El teléfono en fiestas
Incluso las llamadas telefónicas, durante la Aste Nagusia, tienen un aire distinto, como si una perpetua vigilia permitiera llamar a cualquier hora, en la seguridad de que el receptor de la llamada se encuentra siempre disponible. Claro que la disponibilidad humana no escapa a las leyes biológicas: si uno vive estos días por la noche no parece piadoso llamarle al mediodía, y si uno a pesar de todo se acuesta a horas razonables llamarle de madrugada es una verdadera crueldad. El que escribe, curiosamente, ha llegado este año a un extraño equilibrio al respecto. Quizás porque no se está acostando a las cinco de la madrugada, pero tampoco a las once de la noche. No se trata de un pacto con la realidad, sino de un mero accidente, pero lo cierto es que, al final, uno llega a la extraña conclusión de que sí, de que estar disponible al teléfono, a cualquier hora de la Aste Nagusia, se está convirtiendo en una realidad.
Ayer (por anteayer) sin ir más lejos, una cálida cena en pareja, en un renombrado restaurante de Bilbao concluyó con cafetito y copa en la alta terraza del Museo de Bellas Artes (marco incomparable donde los haya, ya que uno parece habitar en las copas de los árboles del parque), y el que escribe hizo uso de su móvil, con la extraña obstinación de seguir los pasos de amigos y familiares, que habían escogido otros derroteros a la hora de seguir la fiesta.
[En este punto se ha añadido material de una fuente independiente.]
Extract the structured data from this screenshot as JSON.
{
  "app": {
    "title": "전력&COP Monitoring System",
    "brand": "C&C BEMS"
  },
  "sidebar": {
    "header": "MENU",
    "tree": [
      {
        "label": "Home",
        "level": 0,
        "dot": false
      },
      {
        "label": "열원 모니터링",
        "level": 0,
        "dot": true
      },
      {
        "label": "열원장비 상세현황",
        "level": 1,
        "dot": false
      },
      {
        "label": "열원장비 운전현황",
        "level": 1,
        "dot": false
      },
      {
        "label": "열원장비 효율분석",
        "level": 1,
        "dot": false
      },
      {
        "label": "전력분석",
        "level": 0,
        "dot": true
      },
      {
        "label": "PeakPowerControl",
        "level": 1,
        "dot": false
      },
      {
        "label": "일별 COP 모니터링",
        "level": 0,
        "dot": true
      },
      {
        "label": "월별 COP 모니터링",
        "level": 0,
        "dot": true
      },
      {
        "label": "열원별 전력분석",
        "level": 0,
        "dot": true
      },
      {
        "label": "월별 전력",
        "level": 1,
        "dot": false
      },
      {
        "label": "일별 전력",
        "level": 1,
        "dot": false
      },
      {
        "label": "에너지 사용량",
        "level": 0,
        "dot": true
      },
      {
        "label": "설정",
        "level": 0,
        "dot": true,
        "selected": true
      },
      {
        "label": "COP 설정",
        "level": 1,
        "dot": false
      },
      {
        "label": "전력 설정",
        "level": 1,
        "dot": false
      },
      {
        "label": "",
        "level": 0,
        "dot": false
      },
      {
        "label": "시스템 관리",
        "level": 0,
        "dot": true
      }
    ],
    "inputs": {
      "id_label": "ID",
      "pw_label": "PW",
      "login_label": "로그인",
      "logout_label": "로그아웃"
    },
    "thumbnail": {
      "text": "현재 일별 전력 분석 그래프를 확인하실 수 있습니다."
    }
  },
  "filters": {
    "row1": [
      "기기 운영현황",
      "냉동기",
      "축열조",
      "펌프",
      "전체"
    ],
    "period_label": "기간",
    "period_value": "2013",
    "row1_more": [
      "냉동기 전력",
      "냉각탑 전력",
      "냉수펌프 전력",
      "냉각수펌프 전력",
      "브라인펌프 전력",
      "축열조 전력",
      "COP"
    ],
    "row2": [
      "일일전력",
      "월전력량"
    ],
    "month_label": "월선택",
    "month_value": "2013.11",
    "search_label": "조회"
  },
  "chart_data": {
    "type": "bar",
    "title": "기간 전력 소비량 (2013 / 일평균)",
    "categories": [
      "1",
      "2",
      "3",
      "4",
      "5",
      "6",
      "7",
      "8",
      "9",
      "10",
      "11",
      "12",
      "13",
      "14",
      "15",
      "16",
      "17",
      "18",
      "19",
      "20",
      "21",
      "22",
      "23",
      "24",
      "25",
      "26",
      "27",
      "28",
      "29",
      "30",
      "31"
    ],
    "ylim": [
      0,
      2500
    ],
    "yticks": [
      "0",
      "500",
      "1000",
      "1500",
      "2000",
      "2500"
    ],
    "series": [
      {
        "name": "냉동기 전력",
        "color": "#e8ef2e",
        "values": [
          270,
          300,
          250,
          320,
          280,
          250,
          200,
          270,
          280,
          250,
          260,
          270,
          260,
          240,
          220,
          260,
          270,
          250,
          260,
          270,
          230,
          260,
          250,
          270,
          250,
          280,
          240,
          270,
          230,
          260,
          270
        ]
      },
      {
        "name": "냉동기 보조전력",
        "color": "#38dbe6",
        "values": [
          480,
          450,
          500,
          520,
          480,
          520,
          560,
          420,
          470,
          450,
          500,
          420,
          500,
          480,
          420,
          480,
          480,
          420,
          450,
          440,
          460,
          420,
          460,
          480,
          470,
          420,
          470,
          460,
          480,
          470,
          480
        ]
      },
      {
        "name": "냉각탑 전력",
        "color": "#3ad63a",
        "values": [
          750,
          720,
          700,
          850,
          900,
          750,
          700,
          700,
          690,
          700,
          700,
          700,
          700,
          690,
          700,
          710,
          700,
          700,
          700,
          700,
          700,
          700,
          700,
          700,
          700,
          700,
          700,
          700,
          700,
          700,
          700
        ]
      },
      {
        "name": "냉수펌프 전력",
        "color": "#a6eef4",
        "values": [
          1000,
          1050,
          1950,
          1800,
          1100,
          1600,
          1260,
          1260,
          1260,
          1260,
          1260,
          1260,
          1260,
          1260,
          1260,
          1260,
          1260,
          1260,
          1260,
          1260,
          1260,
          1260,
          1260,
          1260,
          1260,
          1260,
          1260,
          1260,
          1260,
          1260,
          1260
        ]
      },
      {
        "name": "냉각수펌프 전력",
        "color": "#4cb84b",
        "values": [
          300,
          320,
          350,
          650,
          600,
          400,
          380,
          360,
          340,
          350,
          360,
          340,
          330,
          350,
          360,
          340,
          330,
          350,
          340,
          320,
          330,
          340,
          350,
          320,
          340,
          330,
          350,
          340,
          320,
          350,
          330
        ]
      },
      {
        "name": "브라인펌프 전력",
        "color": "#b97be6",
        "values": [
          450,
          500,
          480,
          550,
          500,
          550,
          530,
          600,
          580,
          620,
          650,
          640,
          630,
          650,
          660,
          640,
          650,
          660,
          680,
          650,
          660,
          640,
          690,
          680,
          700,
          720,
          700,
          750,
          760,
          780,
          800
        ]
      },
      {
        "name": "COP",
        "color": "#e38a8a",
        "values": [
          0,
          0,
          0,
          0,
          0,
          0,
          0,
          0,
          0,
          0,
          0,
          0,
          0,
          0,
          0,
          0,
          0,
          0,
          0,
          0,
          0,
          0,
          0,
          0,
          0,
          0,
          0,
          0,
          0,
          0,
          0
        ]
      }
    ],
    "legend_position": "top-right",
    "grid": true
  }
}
De ese modo, los partes informativos se sucedieron sin parar, desde calles atestadas de gente, o desde no menos atestados restaurantes donde los informantes declaraban engullir una ración de gambas a la espera de un enorme chuletón. Sólo los asistentes al teatro, como es lógico, no pudieron echar mano a su móvil para confesar dónde estaban. La noche se transformó en una divertida relación de datos, entresacados del conjunto de la ciudad, como si uno contara con una constelación de espías que recorrieran la fiesta para informar sobre la temperatura del jolgorio en uno u otro punto del mapa.
Pero como el que escribe sigue siendo bueno, la noche le atrapó en la cama no más tarde de las dos, de modo que comprobó cómo a la mañana siguiente las llamadas, esta vez de los más madrugadores, se sucedían sin parar, y allí estaba uno también, para contestar lo que hiciera falta. Fue tomar conciencia de que en la Aste Nagusia también se trabaja, y no sólo en el atareado mundo de la hostelería, donde cualquier jornada laboral es un verdadero sacrificio, sino también, y quizás sobre todo, en los medios de comunicación. Los periodistas son también mártires de la fiesta, obligados a narrarla minuciosamente mientras que otros disfrutan de ella.
El prodigio de mi disponibilidad telefónica supuso que dos buenos amigos, Carlos Bacigalupe y Arantza Lezamiz, me involucraran en distintas iniciativas radiofónicas, ambas vinculadas con las fiestas, pero que, irremediablemente, también constituyen una forma de trabajo. Al final los periodistas trabajan (trabajamos) bastante a lo largo y ancho de la Semana Grande. El que escribe respondió a las llamadas telefónicas pertinentes y no dudó en prestar voz y pluma a las propuestas de sus amigos, ello sin contar con la diaria redacción de esta columna, que mediatiza también la farra de la noche anterior, ante la necesidad de encontrarse bien por la mañana.
Lo cierto es que uno estuvo siempre operativo al teléfono. Y eso, como periodista, se paga largamente durante estos días festivos.